THMapper: Approaches to map tail queries to head queries - nramrakhiyani/THMapper GitHub Wiki

THMapper
Major Project
CSE474 - Information Retrieval and Extraction

Team Members:
Anuj Goyal (201501129),
Mainak Bhattacharjee (20162101),
Nitin Ramrakhiyani (20172091),
Pratyusha Musunuru (201464090)

Problem:
Tail-Query to Head-Query Mapping for Search Engines One of the biggest challenges for commercial search engines is handling tail queries or queries which occur very infrequently. Frequent queries, also known as head queries, are easier to handle largely because their intents are evidenced by abundant click-through data (query logs). Tail queries have little historical data to rely on, which makes them difficult to be learned by ranking algorithms.

The goal of this project is to develop techniques to map tail queries to head queries, such that the performance of the search engine on such queries can be improved.

Project Contributions:
Refer to the Project Report in the repo at https://github.com/nramrakhiyani/THMapper for detailed understanding of the project. The following is a brief overview of the contributions.

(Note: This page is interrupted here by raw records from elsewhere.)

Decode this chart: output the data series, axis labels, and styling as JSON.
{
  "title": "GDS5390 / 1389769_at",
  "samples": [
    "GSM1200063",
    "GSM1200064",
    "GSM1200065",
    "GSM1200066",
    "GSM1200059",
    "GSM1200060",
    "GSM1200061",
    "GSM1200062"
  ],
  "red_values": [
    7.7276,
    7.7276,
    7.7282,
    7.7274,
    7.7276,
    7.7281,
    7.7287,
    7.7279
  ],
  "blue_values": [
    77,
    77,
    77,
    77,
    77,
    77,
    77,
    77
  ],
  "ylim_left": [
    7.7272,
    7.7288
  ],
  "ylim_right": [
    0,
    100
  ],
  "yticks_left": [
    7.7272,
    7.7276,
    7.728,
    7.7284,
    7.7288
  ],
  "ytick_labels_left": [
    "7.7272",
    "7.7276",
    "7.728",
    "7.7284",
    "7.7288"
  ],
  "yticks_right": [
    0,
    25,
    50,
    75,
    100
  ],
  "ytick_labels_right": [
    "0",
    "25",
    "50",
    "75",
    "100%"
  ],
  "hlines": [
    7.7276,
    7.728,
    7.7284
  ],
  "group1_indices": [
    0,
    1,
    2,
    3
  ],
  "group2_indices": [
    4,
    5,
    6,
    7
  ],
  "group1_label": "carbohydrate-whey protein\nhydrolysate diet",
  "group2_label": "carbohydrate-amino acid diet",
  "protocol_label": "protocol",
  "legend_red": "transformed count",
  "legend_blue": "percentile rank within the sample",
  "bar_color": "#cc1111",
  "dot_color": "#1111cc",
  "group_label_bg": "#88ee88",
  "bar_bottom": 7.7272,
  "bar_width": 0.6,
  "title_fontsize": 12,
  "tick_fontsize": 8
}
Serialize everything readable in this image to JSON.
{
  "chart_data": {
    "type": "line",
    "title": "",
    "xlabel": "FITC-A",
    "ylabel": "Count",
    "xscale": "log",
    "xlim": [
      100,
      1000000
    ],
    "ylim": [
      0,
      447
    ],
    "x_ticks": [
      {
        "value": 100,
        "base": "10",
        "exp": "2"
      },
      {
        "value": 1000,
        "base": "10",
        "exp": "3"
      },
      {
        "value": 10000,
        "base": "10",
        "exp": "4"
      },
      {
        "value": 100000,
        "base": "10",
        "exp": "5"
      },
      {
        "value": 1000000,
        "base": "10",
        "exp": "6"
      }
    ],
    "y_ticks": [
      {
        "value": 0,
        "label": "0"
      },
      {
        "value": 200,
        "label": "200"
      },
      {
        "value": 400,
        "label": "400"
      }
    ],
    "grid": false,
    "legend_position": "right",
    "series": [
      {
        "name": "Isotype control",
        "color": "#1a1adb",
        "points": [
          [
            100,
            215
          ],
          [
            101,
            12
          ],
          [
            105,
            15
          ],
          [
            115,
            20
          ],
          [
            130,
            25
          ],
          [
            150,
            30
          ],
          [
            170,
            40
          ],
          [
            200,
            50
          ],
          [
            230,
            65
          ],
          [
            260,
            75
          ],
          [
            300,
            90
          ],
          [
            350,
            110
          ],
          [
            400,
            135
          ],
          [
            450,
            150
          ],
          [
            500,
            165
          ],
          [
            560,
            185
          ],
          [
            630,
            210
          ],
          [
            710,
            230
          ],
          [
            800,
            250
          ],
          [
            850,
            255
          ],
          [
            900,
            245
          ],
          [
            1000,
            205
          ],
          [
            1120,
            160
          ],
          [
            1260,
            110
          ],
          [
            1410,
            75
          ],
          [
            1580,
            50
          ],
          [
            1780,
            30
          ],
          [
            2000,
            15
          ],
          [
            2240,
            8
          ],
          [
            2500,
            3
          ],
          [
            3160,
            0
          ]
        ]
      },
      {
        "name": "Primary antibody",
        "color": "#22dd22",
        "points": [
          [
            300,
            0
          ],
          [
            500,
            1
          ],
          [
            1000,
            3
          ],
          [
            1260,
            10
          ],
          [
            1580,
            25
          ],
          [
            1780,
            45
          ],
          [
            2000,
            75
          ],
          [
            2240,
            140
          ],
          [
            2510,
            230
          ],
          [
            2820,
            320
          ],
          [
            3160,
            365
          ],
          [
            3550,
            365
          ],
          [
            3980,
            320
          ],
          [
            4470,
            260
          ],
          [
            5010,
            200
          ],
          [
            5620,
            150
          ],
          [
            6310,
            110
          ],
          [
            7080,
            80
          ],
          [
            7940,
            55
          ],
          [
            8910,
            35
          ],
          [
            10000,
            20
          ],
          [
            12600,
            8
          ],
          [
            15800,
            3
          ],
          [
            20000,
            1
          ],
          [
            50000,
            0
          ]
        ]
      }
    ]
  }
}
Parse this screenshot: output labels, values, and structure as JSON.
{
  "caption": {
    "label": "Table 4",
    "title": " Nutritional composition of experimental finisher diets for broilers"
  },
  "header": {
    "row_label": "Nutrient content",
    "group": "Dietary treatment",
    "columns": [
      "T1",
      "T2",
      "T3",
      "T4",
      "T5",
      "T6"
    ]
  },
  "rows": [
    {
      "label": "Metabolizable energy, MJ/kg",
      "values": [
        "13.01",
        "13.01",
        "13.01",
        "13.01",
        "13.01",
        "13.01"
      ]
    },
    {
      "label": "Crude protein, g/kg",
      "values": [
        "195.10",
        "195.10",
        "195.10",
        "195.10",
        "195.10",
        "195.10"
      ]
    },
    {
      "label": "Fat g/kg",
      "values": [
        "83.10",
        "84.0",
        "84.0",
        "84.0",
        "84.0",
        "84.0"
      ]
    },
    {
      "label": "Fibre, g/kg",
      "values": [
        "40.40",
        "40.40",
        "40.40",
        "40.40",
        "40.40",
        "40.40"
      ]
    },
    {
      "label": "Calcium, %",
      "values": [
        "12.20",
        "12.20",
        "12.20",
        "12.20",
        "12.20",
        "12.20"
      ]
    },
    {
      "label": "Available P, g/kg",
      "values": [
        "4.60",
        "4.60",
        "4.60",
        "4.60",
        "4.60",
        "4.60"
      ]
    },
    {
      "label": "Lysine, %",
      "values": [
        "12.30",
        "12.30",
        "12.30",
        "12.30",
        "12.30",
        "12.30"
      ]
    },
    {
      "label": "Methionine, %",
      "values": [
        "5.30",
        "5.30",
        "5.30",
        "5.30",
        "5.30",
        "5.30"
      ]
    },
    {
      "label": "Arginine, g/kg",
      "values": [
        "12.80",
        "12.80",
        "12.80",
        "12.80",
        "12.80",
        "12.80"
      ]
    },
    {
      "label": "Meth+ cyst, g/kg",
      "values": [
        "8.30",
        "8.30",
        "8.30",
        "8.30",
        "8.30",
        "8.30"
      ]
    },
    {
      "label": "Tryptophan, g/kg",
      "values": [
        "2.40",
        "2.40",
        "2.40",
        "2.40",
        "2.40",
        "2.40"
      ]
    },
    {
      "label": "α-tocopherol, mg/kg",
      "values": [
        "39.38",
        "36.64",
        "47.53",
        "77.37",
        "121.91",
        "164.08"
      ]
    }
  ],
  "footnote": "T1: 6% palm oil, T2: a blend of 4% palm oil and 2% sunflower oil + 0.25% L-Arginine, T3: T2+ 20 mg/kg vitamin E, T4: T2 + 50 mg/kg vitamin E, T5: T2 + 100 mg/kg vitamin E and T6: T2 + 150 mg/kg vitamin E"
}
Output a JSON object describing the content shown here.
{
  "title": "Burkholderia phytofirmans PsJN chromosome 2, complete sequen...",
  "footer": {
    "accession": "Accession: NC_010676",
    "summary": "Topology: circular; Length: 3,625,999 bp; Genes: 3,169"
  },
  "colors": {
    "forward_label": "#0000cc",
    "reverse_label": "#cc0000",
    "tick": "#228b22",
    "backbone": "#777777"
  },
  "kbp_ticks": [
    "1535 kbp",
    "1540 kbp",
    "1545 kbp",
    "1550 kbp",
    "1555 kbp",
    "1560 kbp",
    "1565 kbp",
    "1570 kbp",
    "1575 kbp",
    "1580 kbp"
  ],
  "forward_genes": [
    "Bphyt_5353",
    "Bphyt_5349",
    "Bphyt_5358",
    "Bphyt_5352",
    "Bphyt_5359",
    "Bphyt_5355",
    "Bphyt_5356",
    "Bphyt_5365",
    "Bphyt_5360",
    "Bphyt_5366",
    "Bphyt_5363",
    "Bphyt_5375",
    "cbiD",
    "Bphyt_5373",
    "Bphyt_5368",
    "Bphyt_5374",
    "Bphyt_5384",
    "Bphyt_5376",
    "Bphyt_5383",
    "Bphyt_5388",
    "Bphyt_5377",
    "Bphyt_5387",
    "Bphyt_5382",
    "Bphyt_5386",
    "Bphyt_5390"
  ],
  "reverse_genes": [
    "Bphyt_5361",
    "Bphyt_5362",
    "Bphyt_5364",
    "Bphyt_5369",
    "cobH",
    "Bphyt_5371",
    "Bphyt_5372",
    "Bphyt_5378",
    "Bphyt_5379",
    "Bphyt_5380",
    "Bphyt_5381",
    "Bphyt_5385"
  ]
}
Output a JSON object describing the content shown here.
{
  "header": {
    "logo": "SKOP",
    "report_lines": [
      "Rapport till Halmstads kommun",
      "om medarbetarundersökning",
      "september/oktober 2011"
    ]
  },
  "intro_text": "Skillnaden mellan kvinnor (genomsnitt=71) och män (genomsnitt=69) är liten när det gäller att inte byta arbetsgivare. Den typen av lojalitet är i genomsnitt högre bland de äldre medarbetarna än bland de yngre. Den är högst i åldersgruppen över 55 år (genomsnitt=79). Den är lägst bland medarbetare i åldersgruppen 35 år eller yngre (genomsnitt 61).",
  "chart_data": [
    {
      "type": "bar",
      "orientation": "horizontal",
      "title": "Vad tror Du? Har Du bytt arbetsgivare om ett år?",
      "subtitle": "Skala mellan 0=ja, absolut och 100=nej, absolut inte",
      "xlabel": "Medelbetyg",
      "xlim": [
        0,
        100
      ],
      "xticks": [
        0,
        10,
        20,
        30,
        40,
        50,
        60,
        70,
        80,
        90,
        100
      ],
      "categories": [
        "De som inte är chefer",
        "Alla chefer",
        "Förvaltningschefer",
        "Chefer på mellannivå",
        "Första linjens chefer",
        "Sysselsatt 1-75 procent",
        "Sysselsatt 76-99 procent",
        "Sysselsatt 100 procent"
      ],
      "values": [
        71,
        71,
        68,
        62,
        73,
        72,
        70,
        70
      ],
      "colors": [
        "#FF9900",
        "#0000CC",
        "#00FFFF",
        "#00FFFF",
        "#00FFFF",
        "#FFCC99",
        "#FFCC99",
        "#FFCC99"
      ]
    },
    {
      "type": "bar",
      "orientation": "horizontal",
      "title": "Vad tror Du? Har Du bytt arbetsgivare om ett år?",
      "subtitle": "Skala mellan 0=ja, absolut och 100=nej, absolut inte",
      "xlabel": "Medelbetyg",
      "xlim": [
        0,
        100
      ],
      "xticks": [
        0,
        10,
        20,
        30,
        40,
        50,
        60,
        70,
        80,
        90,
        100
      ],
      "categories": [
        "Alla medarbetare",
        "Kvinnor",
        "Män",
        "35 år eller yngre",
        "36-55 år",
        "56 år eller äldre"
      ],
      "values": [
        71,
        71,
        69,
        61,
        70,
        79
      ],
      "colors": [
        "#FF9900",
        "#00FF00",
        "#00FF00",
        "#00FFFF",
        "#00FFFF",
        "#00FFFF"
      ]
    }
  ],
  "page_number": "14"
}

  1. Creation of a Tail Query to Head Query mapping dataset
    The AOL queries dataset (available at http://jeffhuang.com/search_query_logs.html) is used for creating the query pairs. In this dataset, we have a list of queries followed by user clicked link, rank of the link clicked and timestamp for every query. Queries in the dataset with frequency greater than 150 times are considered as Head queries and similarly, queries with frequency less than 5 are considered as Tail queries. One of the baseline approaches has these figures as 199 and 2 respectively. But on careful observation of the query log we find 150 and 5 as better thresholds.

  2. Implementation of the baseline paper, Bringing head closer to the tail with entity linking by Verma et al.
    This paper describes a entity linking based approach to map tail queries to head queries. The authors use an entity linking tool - Dexter to discover the set of entities from a query. Dexter identifies chunks in the query (spots) and links them to corresponding Wikipedia Titles (entities) associating a link probability. To solve the problem of mapping, entities of a tail query t and each head query hi are identified using Dexter and a Jaccard similarity is computed between the two entity sets to score each hi for the current tail query t. Top k head queries based on this entity linking score obtained as a rank list for a given tail query.

  3. THMapNet - A Neural Model for establishing tail and head query mapping
    The dataset created provides us with pairs of relevant tail and head queries (referred to as positive pairs) and pairs of non-relevant tail and head queries (referred to as negative pairs). Based on the DSSM idea of feature learning through neural networks, we propose THMapNet, a set of deep neural network architectures which learn relevance between tail queries and corresponding head queries.

  4. User Study
    As the dataset created is purely on the basis of heuristics, it may considered as pseudo-gold benchmark rather than a true gold standard. Hence, it is important to validate the performance of our approach and baseline approaches through human evaluation. For this purpose, we propose to conduct a user study which would help us evaluate performance of systems used for tail to head query mapping. Also for the user study we compare one of the baselines we implemented (as described in Point 2 above) with the THMapNet_v1 architecture.